Lebih lagi munculnya beberapa varian baru yang menyusahkan pemerintah dalam hal penanganan.

Namun, hal kontras terjadi di sebagian negara-negara eropa yang sudah membebaskan sebagian besar warganya melakukan aktivitas tanpa menggunakan masker.

Sama seperti Satgas Covid-19 Nasional, penanganan Covid-19 di Kabupaten Pasangakayu juga saban hari mendapat kritikan karena dianggap kurang memadai meski anggaran besar sudah digelontorkan.

Untuk mengantisipasi lonjakan, melalui satgas, pemerintah telah melakukan langkah berupa PPKM di Jawa dan Bali serta pulau-pulau di luar itu dengan berbagai level.

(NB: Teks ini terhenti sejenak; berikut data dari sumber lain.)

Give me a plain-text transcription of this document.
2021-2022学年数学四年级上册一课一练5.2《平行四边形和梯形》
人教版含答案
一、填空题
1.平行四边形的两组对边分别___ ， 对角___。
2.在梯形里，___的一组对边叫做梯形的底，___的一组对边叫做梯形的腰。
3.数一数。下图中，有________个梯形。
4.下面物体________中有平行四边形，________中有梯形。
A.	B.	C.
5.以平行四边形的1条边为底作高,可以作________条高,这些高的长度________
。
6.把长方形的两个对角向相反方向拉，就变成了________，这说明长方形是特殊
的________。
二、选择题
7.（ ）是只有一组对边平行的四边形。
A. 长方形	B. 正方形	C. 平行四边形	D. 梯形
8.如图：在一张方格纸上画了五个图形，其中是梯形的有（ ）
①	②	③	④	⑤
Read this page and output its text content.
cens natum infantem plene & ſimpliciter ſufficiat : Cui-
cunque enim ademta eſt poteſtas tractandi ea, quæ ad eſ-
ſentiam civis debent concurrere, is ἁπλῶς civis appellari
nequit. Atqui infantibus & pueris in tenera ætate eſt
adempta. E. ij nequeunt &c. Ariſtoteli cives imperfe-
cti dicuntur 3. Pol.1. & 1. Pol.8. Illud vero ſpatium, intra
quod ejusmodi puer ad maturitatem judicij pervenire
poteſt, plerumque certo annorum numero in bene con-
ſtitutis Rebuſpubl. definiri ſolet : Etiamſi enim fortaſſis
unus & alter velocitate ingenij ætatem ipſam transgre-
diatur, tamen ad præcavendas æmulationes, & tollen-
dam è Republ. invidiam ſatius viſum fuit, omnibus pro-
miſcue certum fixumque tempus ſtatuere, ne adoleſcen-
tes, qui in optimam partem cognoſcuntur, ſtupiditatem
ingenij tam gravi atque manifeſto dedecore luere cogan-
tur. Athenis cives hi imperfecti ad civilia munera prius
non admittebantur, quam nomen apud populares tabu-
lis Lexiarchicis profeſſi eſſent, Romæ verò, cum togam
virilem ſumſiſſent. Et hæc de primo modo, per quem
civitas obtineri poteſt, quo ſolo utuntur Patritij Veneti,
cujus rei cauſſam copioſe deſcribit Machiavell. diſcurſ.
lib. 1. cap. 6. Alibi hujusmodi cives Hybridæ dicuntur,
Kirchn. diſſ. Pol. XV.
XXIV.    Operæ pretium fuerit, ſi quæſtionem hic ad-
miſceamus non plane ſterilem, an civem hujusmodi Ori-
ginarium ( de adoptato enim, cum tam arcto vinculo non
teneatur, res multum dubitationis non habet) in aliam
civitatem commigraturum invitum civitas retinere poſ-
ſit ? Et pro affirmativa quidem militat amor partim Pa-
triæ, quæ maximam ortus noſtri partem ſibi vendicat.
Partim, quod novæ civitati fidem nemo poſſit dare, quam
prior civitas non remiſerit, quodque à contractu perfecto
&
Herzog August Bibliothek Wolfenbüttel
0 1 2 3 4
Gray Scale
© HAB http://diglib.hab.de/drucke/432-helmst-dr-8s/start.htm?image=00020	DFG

Sebagian besar warga terdampak, sebab terbatasi dengan kebijakan yang dilaksanakan hingga ke daerah itu.

Meski kondisinya seperti itu, salah seorang penjual bendera musiman di Pasangkayu tak patah arang. Ialah Budi, warga asal Garut, Jawa Barat terlihat tetap semangat mengait rezeki di tengah pandemi.

Berdasarkan cerita Budi, penjual bendera di tepi jalan depan Tugu Smart Pasangkayu, Sulawesi Barat itu, sejak beberapa tahun terakhir sudah menjual bendera.

Bendera yang ia jual beragam ukuran. Sedang harga yang ditawarkan juga bervariasi, mulai Rp. 25 ribu hingga Rp. 50 ribu. Selain itu, di lapaknya juga tersedia umbul-umbul.

“Saya menjual di sini tiap tahun. Sejak tanggal 26 Juli lalu, saya sudah di sini. Dalam sehari, kadang laku hingga 50 lembar dari berbagai ukuran,” cerita Budi, Jumat, 13 Agustus 2021.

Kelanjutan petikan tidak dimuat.